I have a few of his paintings about the house. One is of an Orangeman urinating against a wall. The paint is applied so thickly that if you go right up to it, it looks like filth that someone has skidded on.

The picture itself looks almost like a nineteenth century Punch cartoon of the stereotypical Irish peasant.

The death of Joe McWilliams this week is hard to address, precisely because his humour and perspective were complex. You'd hate to say something about him that his departed spirit would be smirking at. For Joe could smirk with the best of them, not just at the self-important Orangemen, but at all of those who fancied they were doing some good for this country with their rages and their violence.

An early set of images depicted Lord Brookeborough and Gerry Adams and others as religious icons, their haloes the colours of the flags they stood under. And sometimes he wanted the violence just to speak for itself, as he depicted a scorched door or used scorched wooden panels as material for his work.

Much of this work was commentary or satire. It came out of a wit that spared nobody, for he was a joker in his personal dealings with people.

Once he phoned me up and in a faux American accent claimed to be from the New York Times.

When I was in hospital with jaundice in the early Nineties, he made me a little card, depicting me as a yellow-faced Indian Swami, like some I had known.

It said: "You've taken this interest in the East too far."

The poet Frank Ormsby, who was a friend of Joe's and visited him often after his major surgery for cancer, said he knew that Joe was suffering, but he never came away from him without laughing.

Once, he had asked him if he would stage an exhibition of new work and Joe said: "You know, I don't think I have the stomach for it". Which was literally true.

Joe's wife Catherine and his son Simon are both artists, with reputations as strong as his own.

Catherine has done a recent series of works on the Belfast hills. Simon takes after Joe to an extent in his interest in urban architecture and how ways of looking at a building under construction can be fascinating.

A lot of Joe's landscapes mix city buildings with natural colour and vegetation.

He loved the colour of red brick beside blue skies and green leaves. He was essentially an artist of the urban, who dwelt on Belfast and its streets rather than lifting his gaze more often like others to the scenic landscapes of the hills and coastlines. He found his subject matter at his front door and in the areas he knew as a child, like the New Lodge Road.

Born in 1938, Joe studied art at the Belfast College of Art and the Open University before becoming a senior lecturer and course tutor at the University of Ulster.

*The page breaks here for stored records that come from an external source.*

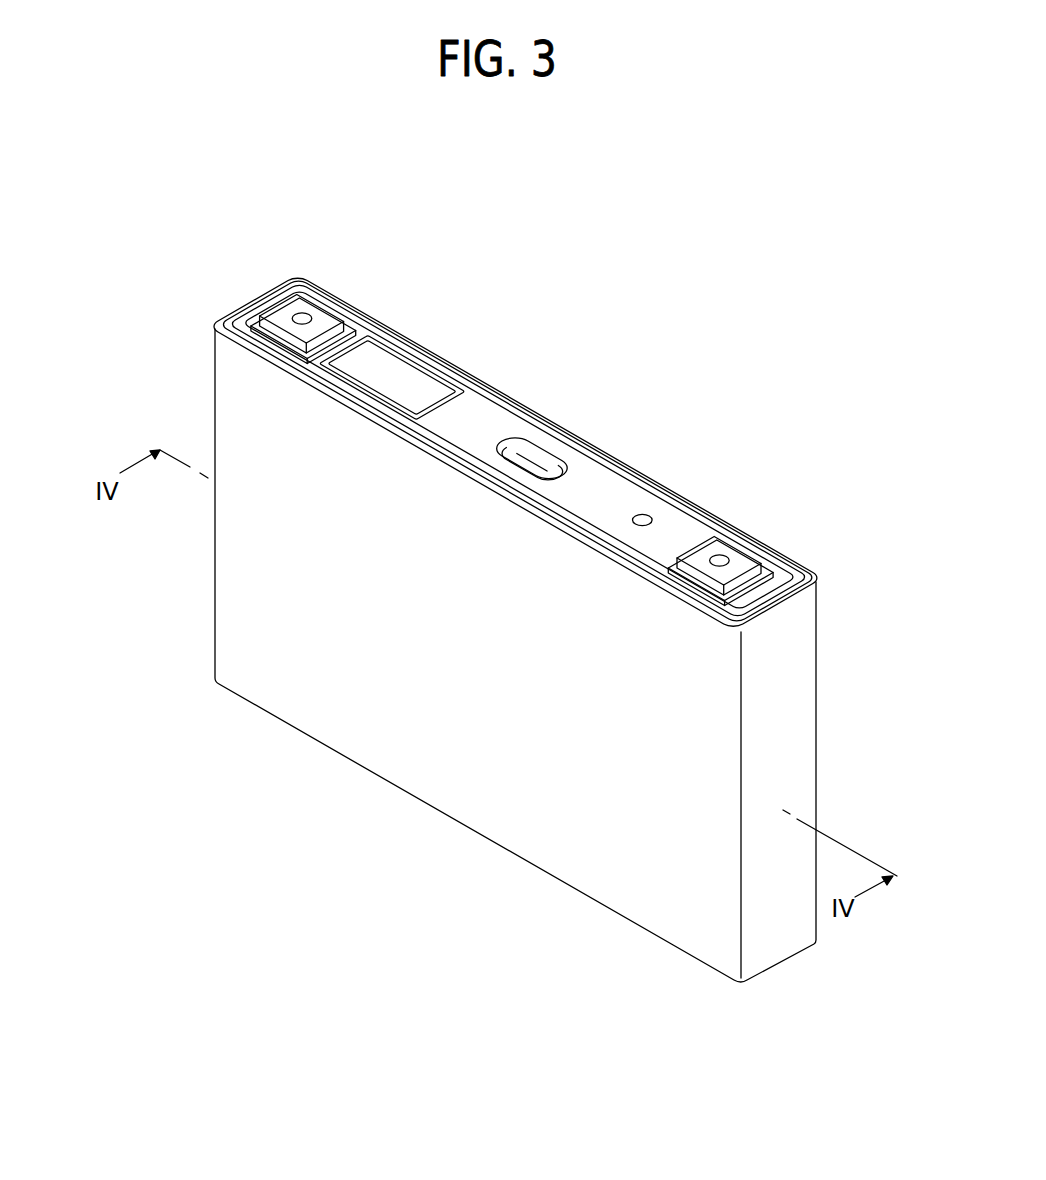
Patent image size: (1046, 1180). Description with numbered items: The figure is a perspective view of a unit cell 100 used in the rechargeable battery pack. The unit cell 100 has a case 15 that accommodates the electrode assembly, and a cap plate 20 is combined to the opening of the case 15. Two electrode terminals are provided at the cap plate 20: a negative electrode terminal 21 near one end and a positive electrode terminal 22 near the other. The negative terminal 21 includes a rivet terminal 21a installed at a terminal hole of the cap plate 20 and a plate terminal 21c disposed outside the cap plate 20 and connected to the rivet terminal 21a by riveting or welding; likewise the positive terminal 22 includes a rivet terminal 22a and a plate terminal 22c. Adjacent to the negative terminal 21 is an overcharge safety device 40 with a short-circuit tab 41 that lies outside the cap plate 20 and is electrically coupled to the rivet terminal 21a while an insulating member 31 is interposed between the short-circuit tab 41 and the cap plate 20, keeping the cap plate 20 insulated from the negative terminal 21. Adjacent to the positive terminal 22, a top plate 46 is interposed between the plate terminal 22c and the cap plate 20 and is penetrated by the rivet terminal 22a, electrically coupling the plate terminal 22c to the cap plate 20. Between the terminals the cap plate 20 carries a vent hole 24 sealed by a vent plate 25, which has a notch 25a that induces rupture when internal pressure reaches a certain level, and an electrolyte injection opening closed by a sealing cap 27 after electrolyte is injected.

The unit cell 100 is at (578, 238).
The case 15 is at (435, 775).
The cap plate 20 is at (487, 418).
The negative electrode terminal 21 is at (312, 310).
The rivet terminal 21a is at (297, 311).
The plate terminal 21c is at (330, 318).
The positive electrode terminal 22 is at (722, 549).
The rivet terminal 22a is at (725, 556).
The plate terminal 22c is at (772, 583).
The vent hole 24 is at (536, 462).
The vent plate 25 is at (543, 470).
The notch 25a is at (550, 473).
The sealing cap 27 is at (645, 518).
The insulating member 31 is at (370, 338).
The overcharge safety device 40 is at (417, 349).
The short-circuit tab 41 is at (428, 390).
The top plate 46 is at (737, 590).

In 1986, he and Catherine founded the Cavehill Gallery. There they exhibited their own work, but also the work of a huge number of painters and sculptors, like John B Vallely and Sheila McLean.

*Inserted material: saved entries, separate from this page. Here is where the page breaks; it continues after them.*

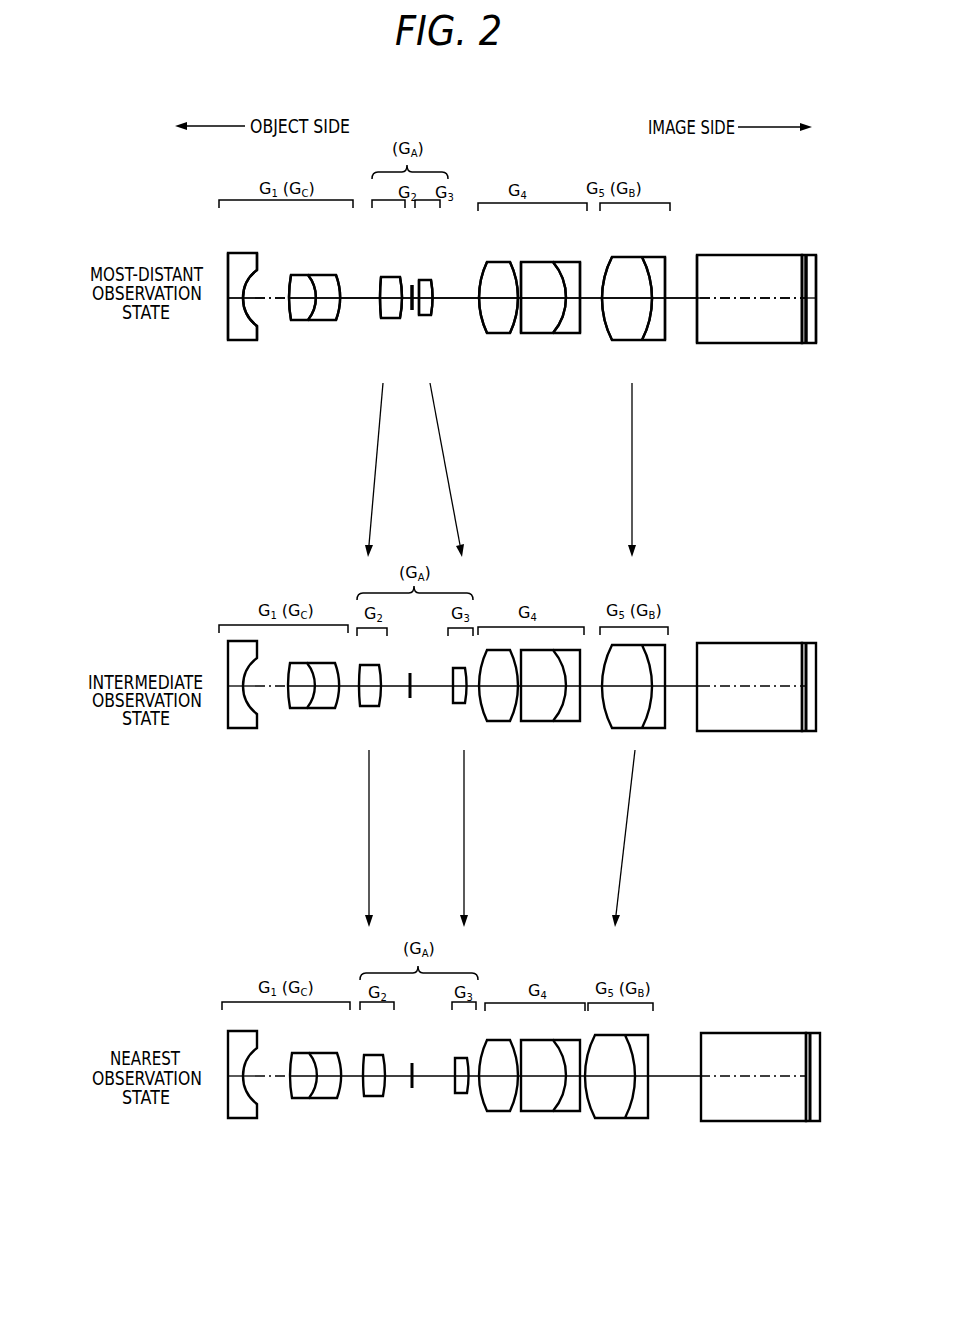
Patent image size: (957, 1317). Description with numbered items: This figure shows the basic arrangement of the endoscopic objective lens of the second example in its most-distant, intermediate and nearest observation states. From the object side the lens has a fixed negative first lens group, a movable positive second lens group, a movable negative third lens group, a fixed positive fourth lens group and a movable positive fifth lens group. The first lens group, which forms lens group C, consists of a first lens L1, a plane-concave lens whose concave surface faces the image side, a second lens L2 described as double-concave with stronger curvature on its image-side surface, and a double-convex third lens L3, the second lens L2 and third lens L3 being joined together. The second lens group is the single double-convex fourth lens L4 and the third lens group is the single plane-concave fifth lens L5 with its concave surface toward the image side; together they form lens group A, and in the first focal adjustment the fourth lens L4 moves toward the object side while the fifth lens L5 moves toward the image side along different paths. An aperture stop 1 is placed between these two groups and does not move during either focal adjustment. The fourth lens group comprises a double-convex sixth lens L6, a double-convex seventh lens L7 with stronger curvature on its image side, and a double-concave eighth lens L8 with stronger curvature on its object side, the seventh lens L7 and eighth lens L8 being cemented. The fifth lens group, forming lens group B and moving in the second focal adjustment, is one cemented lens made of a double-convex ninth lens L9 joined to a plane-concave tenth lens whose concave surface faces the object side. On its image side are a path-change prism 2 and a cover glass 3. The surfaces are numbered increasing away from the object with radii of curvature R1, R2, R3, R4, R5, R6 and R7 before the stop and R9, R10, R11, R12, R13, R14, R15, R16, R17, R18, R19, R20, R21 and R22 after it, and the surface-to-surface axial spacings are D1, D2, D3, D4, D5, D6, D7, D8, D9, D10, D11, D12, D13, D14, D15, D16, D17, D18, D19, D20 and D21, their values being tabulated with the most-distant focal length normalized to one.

The aperture stop 1 is at (412, 312).
The path-change prism 2 is at (750, 345).
The cover glass 3 is at (808, 345).
The first lens L1 is at (243, 342).
The second lens L2 is at (299, 322).
The third lens L3 is at (328, 322).
The fourth lens L4 is at (392, 320).
The fifth lens L5 is at (428, 317).
The sixth lens L6 is at (500, 334).
The seventh lens L7 is at (538, 322).
The eighth lens L8 is at (568, 335).
The ninth lens L9 is at (630, 341).
The radius of curvature of first surface R1 is at (227, 256).
The radius of curvature of second surface R2 is at (258, 262).
The radius of curvature of third surface R3 is at (291, 275).
The radius of curvature of fourth surface R4 is at (309, 274).
The radius of curvature of fifth surface R5 is at (337, 275).
The radius of curvature of sixth surface R6 is at (380, 278).
The radius of curvature of seventh surface R7 is at (401, 277).
The radius of curvature of ninth surface R9 is at (420, 280).
The radius of curvature of tenth surface R10 is at (432, 280).
The radius of curvature of eleventh surface R11 is at (483, 265).
The radius of curvature of twelfth surface R12 is at (514, 268).
The radius of curvature of thirteenth surface R13 is at (523, 266).
The radius of curvature of fourteenth surface R14 is at (556, 264).
The radius of curvature of fifteenth surface R15 is at (580, 266).
The radius of curvature of sixteenth surface R16 is at (609, 262).
The radius of curvature of seventeenth surface R17 is at (644, 260).
The radius of curvature of eighteenth surface R18 is at (665, 262).
The radius of curvature of nineteenth surface R19 is at (697, 256).
The radius of curvature of twentieth surface R20 is at (801, 262).
The radius of curvature of twenty-first surface R21 is at (806, 256).
The radius of curvature of twenty-second surface R22 is at (816, 260).
The first surface-to-surface axial spacing D1 is at (236, 290).
The second surface-to-surface axial spacing D2 is at (255, 302).
The third surface-to-surface axial spacing D3 is at (290, 294).
The fourth surface-to-surface axial spacing D4 is at (338, 310).
The fifth surface-to-surface axial spacing D5 is at (367, 293).
The sixth surface-to-surface axial spacing D6 is at (389, 288).
The seventh surface-to-surface axial spacing D7 is at (405, 302).
The eighth surface-to-surface axial spacing D8 is at (412, 283).
The ninth surface-to-surface axial spacing D9 is at (434, 296).
The tenth surface-to-surface axial spacing D10 is at (472, 302).
The eleventh surface-to-surface axial spacing D11 is at (492, 295).
The twelfth surface-to-surface axial spacing D12 is at (514, 322).
The thirteenth surface-to-surface axial spacing D13 is at (541, 295).
The fourteenth surface-to-surface axial spacing D14 is at (585, 312).
The fifteenth surface-to-surface axial spacing D15 is at (597, 290).
The sixteenth surface-to-surface axial spacing D16 is at (625, 296).
The seventeenth surface-to-surface axial spacing D17 is at (672, 302).
The eighteenth surface-to-surface axial spacing D18 is at (690, 295).
The nineteenth surface-to-surface axial spacing D19 is at (758, 294).
The twentieth surface-to-surface axial spacing D20 is at (798, 294).
The twenty-first surface-to-surface axial spacing D21 is at (812, 306).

Their opening nights were indispensable social occasions, usually with Joe glad-handing and joking over the wine, while Catherine was the one to coax sales.

The gallery was their home and the living spaces, aside from the showrooms, are filled with works by artists they loved, like Vallely and Flora McDonnell.

And at a time when Belfast seemed to be dying and there was hardly a decent restaurant and the only smattering of culture was the annual Queen's Festival, here was this amazing gallery up the old Cavehill Road, where lawyers and journalists and hoteliers and people who had never dreamed of spending as much on a picture would fall in love with the paintings Joe and Catherine commended to them and take them gleefully home to hang them over the fireplace.

This was a huge injection of artistic and cultural energy into a grim city.

And for that, and for his own distinctive work, Joe McWilliams deserves a place in history and the gratitude of Belfast.